Эрос – это неудовлетворённость своим состоянием, страстное желание красоты, добра, истины, бессмертия и причастности божественному. В диалоге «Пир» высшее проявление Эроса, «эротического» начала в человеке описывается как философское стремление к совместному поиску истины. Метод, ведущий к истине и созерцанию божественного, Платон называет диалектикой: это и есть метод высшей философии (метафизики), которая занимается сферой вечного, истинного бытия, в то время как физика с её наблюдениями и гипотезами занимается изучением процессов неистинного, низшего, эмпирического, изменчивого мира. Истинное познание, «припоминание» мира идей, согласно Платону, возможен только в совместном поиске истины, в диалоге, но не во всяком, а в таком, где речь идет о понятиях, представляющих в уме человека идеи. Платон сознательно противопоставляет в диалоге противоположные позиции, тезисы и антитезисы, чтобы проверить их в этом столкновении.

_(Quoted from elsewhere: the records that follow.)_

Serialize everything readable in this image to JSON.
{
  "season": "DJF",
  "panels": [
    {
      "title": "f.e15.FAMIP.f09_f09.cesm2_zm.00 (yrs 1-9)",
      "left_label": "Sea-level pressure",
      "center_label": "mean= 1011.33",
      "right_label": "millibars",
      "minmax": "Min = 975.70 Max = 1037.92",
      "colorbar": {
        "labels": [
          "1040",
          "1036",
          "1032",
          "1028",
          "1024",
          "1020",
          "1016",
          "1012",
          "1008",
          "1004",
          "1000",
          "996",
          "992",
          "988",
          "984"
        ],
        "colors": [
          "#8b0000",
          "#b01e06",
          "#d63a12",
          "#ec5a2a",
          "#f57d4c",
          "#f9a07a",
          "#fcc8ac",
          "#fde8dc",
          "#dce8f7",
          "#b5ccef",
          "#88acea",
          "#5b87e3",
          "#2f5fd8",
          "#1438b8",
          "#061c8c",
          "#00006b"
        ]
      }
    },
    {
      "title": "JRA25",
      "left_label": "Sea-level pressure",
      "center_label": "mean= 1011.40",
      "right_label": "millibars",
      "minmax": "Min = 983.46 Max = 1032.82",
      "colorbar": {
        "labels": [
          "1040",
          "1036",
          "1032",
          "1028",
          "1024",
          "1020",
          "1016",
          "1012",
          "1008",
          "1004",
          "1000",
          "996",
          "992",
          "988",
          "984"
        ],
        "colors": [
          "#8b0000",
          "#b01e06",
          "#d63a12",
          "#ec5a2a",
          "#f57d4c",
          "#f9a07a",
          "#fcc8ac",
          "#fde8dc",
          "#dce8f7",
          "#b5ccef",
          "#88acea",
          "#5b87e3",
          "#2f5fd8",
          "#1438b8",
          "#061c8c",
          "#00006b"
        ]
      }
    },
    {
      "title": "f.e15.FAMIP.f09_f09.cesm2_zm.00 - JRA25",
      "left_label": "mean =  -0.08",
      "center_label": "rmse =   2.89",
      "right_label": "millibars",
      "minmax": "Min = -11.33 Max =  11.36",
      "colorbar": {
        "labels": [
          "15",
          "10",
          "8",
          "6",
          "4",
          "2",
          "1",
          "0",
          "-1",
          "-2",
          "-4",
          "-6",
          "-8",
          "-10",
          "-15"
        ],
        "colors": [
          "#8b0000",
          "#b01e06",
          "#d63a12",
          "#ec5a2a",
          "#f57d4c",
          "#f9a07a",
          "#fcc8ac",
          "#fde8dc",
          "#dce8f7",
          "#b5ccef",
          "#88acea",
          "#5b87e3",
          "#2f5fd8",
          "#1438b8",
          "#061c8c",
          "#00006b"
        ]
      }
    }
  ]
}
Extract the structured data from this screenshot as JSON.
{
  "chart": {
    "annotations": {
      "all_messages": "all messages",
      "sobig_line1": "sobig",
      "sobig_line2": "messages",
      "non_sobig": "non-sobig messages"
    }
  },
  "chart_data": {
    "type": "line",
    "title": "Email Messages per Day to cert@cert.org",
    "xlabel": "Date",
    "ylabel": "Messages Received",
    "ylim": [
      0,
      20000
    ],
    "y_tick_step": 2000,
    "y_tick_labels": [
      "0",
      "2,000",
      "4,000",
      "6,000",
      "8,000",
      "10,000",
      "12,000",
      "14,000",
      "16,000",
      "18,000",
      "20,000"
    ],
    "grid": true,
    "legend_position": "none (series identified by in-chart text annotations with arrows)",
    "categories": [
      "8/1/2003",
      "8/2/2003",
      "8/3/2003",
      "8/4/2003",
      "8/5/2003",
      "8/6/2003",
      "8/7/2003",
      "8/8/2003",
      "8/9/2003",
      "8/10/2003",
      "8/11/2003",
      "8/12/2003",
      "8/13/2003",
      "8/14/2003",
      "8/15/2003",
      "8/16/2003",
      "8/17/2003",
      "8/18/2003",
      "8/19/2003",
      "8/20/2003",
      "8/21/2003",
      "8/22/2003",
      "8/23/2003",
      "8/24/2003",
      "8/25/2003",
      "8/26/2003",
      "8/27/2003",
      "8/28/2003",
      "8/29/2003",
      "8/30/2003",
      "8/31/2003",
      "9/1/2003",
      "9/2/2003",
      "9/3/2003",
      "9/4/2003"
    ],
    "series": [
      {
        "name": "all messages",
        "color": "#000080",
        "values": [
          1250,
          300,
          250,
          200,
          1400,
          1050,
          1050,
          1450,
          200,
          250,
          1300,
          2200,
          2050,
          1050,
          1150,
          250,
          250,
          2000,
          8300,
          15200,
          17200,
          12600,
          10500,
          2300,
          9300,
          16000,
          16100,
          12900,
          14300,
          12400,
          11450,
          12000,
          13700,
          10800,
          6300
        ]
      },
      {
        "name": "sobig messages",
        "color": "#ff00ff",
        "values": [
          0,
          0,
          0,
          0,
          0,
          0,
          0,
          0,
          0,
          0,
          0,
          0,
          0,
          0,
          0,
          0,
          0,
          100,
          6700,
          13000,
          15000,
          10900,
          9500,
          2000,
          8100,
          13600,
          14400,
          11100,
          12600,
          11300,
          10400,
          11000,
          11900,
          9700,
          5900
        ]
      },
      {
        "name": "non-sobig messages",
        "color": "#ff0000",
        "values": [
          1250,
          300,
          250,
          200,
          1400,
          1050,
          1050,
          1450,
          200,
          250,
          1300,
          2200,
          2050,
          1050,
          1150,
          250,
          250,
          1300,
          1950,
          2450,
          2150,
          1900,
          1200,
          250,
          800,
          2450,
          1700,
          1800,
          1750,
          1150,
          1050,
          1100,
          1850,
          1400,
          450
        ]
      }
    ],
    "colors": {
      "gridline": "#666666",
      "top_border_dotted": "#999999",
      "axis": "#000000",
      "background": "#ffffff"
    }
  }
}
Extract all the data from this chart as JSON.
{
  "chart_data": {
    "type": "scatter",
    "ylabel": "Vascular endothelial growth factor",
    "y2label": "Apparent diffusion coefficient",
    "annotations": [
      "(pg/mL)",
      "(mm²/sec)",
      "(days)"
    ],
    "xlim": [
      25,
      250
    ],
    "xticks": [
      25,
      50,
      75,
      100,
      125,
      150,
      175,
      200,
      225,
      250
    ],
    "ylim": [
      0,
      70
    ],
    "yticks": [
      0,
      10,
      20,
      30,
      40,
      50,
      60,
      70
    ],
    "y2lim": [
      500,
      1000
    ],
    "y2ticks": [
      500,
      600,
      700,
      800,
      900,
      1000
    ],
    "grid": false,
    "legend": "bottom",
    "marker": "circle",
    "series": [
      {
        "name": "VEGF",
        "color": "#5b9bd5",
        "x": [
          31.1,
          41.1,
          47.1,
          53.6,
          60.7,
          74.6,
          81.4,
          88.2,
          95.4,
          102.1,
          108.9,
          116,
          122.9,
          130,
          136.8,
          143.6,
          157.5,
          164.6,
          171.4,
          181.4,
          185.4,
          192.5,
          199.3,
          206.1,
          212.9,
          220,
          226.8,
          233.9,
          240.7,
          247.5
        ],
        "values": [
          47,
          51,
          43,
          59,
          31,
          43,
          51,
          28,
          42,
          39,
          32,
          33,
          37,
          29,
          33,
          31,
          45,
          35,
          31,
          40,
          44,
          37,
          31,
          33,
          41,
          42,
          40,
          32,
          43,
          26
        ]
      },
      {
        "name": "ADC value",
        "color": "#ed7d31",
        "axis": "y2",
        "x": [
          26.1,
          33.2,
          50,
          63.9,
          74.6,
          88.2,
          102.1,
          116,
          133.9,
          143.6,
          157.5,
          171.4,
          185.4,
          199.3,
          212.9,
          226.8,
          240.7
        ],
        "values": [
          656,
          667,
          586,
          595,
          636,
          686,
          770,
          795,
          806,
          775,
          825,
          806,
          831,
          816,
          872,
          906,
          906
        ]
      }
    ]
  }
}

Диалектически и без помощи чувственных образов, т.е. наглядности, в процессе совместного умозрительного рассуждения понятия анализируются (расчленяются) и синтезируются (соединяются), выдвигаются пробные определения, которые подвергаются проверке и либо принимаются, любо отбрасываются. Всем рассуждением движет сама внутренняя логика понятий, их собственная связь между собой, связь объективная, не зависящая от от воли, желаний, субъективных особенностей, произвола тех или иных участников диалога.